SEATED IN HIS GIANT’S chair behind his desk in his office, leaning back with his eyes half closed, Nero Wolfe muttered at me:
“It is an interesting fact that the members of the National Industrial Association who were at that dinner last evening represent, in the aggregate, assets of something like thirty billion dollars.”
I slid the checkbook into place on top of the stack, closed the door of the safe, twirled the knob, and yawned on the way back to my desk.

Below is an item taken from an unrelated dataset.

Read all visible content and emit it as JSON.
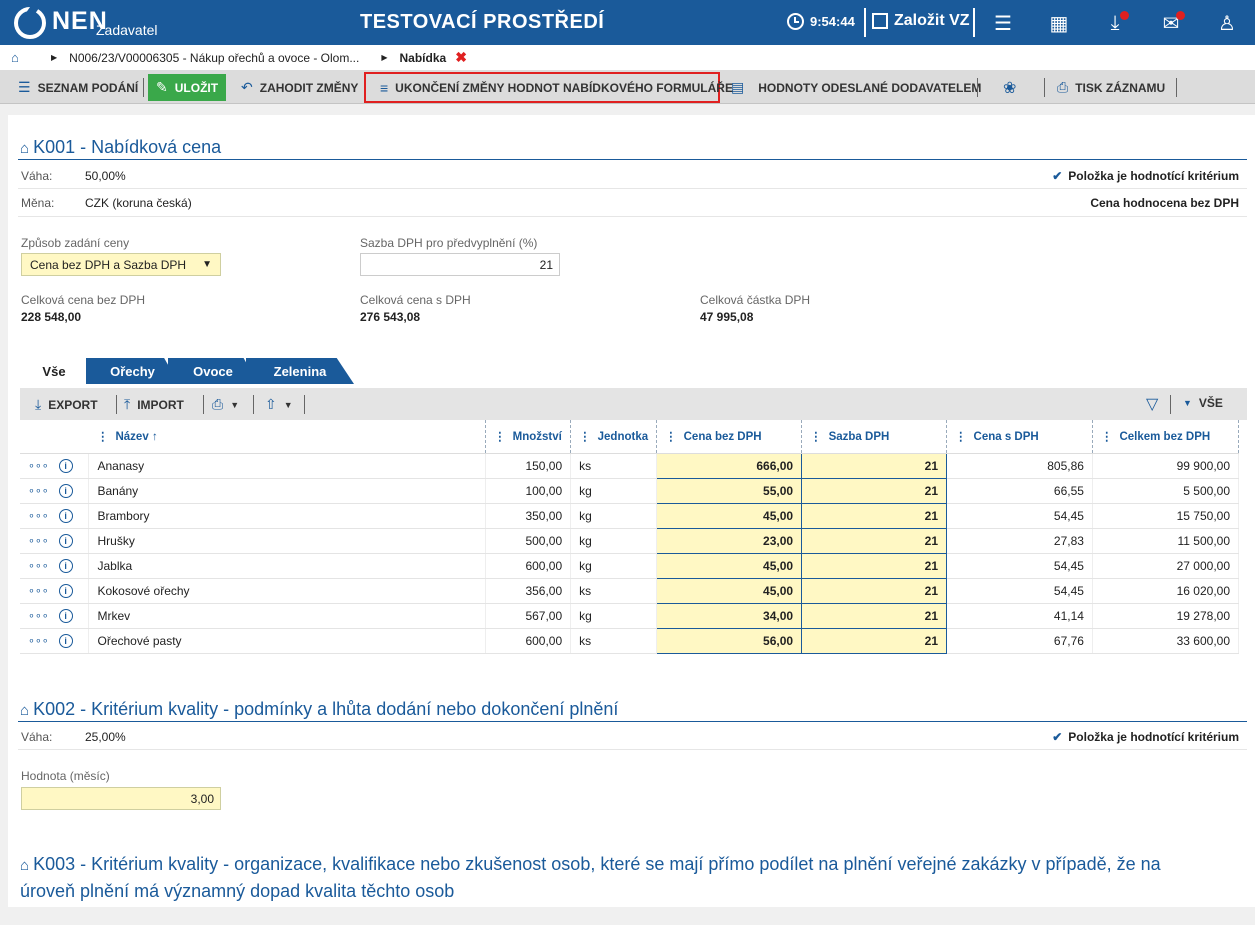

“Yes, sir,” I agreed with him. “It is also an interesting fact that the prehistoric Mound Builders left more traces of their work in Ohio than in any other state. In my boyhood days-”
“Shut up,” Wolfe muttered.
I let it pass without any feeling of resentment, first because it was going on midnight and I was sleepy, and second because it was conceivable that there might be some connection between his interesting fact and our previous conversation, and that was not true of mine. We had been discussing the bank balance, the reserve against taxes, expectations as to bills and burdens, one of which was my salary, and related matters. The exchequer had not swung for the third strike, but neither had it knocked the ball out of the park.
After I had yawned three more times Wolfe spoke suddenly and decisively.
“Archie. Your notebook. Here are directions for tomorrow.”
In two minutes he had me wide awake. When he had finished and I went upstairs to bed, the program for the morning was so active in my head that I tossed and turned for a full thirty seconds before sleep came.